Ninety-one students from St. Leo, St. Mary of Sorrows Church and St. Paul Chung Church in Fairfax, St. Mark Church in Vienna and St. Veronica Church in Chantilly, completed several service projects. They were joined by high school helpers who shared their witness stories throughout the camp. Spirituality was incorporated through talks, reciting the rosary, praying the Chaplet of Divine Mercy, Mass and adoration. 

"With elbow power and the sweat of your brow, you have served the Lord." Tammy Simpson

Melissa Rihl, director of youth ministry at St. Leo, said the focus of the week is to assist the most people in need and get the youths geared up for the diocesan WorkCamp for high school-age students.

This week, the youths prepared nearly 400 pasta and tuna meals for Christ House, assembled more than 50 bags of baby supplies for the Gabriel Project, made 150 supply bags for a homeless tent city in Manassas and visited nursing homes. They collected 1,830 pounds of food this year for the St. Vincent de Paul Society at St. Leo, more than double last year’s 875 pounds.

Theresa Mack, a parishioner of St. Mary of Sorrows, said she wanted to become closer to God. The rising seventh-grader loved helping others and doing something for her community. Teddie Yeagley, a rising seventh-grader and parishioner of St. Mark, agreed. “Once you’re done (with a project), you realize that you have made an impact,” she said.

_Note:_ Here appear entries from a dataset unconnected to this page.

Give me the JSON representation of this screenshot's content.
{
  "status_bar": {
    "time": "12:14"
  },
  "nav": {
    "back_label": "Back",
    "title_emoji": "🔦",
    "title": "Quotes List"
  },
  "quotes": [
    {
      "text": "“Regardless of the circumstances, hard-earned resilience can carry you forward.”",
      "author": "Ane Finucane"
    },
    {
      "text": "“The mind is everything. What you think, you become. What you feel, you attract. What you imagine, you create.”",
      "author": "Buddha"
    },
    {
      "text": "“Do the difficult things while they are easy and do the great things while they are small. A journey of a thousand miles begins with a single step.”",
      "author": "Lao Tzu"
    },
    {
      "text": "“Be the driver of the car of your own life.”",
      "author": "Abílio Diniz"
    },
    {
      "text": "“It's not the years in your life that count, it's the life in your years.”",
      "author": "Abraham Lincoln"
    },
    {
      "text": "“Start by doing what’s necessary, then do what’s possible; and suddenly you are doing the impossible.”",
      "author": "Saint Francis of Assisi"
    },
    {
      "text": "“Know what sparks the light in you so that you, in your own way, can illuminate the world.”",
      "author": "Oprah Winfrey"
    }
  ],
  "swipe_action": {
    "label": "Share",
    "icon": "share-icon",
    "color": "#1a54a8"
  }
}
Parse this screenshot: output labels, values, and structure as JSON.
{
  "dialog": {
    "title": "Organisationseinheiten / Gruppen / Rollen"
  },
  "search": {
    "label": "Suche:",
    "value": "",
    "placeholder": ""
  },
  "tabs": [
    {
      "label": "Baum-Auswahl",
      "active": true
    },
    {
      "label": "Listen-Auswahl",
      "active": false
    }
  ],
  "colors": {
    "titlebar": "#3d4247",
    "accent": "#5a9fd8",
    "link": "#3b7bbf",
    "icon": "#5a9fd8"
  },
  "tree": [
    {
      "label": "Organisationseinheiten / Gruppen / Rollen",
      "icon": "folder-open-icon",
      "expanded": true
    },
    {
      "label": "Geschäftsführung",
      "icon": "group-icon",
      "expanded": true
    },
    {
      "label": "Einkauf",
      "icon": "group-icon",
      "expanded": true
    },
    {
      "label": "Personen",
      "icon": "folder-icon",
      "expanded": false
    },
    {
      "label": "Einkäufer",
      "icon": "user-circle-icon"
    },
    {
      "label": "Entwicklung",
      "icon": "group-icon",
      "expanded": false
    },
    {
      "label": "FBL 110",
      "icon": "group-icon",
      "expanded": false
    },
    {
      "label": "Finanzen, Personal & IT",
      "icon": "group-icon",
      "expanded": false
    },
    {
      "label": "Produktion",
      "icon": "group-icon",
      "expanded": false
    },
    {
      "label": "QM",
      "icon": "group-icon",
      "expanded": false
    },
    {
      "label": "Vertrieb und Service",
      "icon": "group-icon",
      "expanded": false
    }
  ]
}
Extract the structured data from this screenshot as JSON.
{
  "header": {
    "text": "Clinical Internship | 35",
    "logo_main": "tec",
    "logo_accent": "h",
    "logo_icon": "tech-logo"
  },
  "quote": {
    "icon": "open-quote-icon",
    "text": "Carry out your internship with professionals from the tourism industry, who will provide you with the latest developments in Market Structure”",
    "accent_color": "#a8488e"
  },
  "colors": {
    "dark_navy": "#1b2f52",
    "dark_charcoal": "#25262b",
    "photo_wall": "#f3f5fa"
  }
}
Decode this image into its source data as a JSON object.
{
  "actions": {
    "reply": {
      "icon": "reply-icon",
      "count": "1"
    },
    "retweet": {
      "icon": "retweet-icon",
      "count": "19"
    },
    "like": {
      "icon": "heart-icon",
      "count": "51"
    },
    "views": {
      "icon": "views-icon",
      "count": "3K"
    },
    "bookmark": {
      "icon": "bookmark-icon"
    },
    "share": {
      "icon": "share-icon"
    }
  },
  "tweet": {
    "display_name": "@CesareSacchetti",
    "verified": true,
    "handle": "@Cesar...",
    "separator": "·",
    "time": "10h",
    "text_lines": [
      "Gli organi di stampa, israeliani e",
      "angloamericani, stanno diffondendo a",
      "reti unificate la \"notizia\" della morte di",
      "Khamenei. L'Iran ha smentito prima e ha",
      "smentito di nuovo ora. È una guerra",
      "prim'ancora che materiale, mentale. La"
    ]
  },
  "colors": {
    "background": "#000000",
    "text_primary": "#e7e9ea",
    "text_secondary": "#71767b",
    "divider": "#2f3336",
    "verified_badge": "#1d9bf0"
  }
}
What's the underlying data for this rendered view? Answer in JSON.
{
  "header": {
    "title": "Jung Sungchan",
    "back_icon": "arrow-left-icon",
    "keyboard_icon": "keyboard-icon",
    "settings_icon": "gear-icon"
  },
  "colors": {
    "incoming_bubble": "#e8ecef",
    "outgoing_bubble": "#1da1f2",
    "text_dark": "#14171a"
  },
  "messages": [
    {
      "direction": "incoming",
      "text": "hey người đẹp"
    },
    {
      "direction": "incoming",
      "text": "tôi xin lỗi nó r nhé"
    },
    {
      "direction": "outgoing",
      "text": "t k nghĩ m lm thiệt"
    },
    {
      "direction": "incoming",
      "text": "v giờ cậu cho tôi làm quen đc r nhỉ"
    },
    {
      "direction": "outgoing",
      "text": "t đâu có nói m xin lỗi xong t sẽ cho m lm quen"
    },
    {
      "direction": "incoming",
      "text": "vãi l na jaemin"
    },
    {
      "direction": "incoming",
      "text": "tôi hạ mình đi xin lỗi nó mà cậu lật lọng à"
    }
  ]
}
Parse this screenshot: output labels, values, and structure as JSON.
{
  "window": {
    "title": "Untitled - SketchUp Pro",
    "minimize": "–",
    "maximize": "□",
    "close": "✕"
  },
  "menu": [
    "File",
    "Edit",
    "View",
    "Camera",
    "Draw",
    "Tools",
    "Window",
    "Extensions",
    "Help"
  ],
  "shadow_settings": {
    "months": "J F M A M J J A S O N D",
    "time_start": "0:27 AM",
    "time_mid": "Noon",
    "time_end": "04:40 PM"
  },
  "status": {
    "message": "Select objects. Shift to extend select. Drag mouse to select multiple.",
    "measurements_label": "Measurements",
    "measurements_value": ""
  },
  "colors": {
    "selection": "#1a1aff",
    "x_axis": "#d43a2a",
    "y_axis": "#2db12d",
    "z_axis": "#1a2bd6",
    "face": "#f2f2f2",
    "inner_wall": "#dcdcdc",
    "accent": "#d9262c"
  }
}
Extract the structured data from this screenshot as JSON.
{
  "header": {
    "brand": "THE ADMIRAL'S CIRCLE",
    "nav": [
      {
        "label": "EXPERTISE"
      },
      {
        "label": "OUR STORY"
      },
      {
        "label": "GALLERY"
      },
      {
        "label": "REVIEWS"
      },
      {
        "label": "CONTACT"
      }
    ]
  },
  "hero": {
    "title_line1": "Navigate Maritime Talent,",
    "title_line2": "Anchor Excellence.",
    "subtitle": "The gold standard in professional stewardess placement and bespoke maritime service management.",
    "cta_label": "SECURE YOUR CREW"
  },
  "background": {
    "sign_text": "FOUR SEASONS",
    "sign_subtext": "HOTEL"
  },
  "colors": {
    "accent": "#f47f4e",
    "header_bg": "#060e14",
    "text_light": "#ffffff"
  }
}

Eric McDade, a youth minister at St. Mark, said the students are exposed to several elements — collaboration through seeing five churches come together; service elements; intentionally serving, which is something the students can do any time; a growing gratitude for what they have in their lives after seeing those who do not have as much; and a sense of community. He said there is also the spiritual side with Mass and adoration.

St. Leo Deacon Marques Silva, director of the Office of Child Protection and Safety, told the students they were not just going as themselves to the nursing homes July 12. “You are Christ to every person you meet,” he said. “You have the opportunity to bring not only your presence but the presence of Christ with you.”

Tammy Simpson, president of the board of directors of St. Vincent de Paul Society, told the students how their food drive collection would impact others. “With elbow power and the sweat of your brow, you have served the Lord,” she said.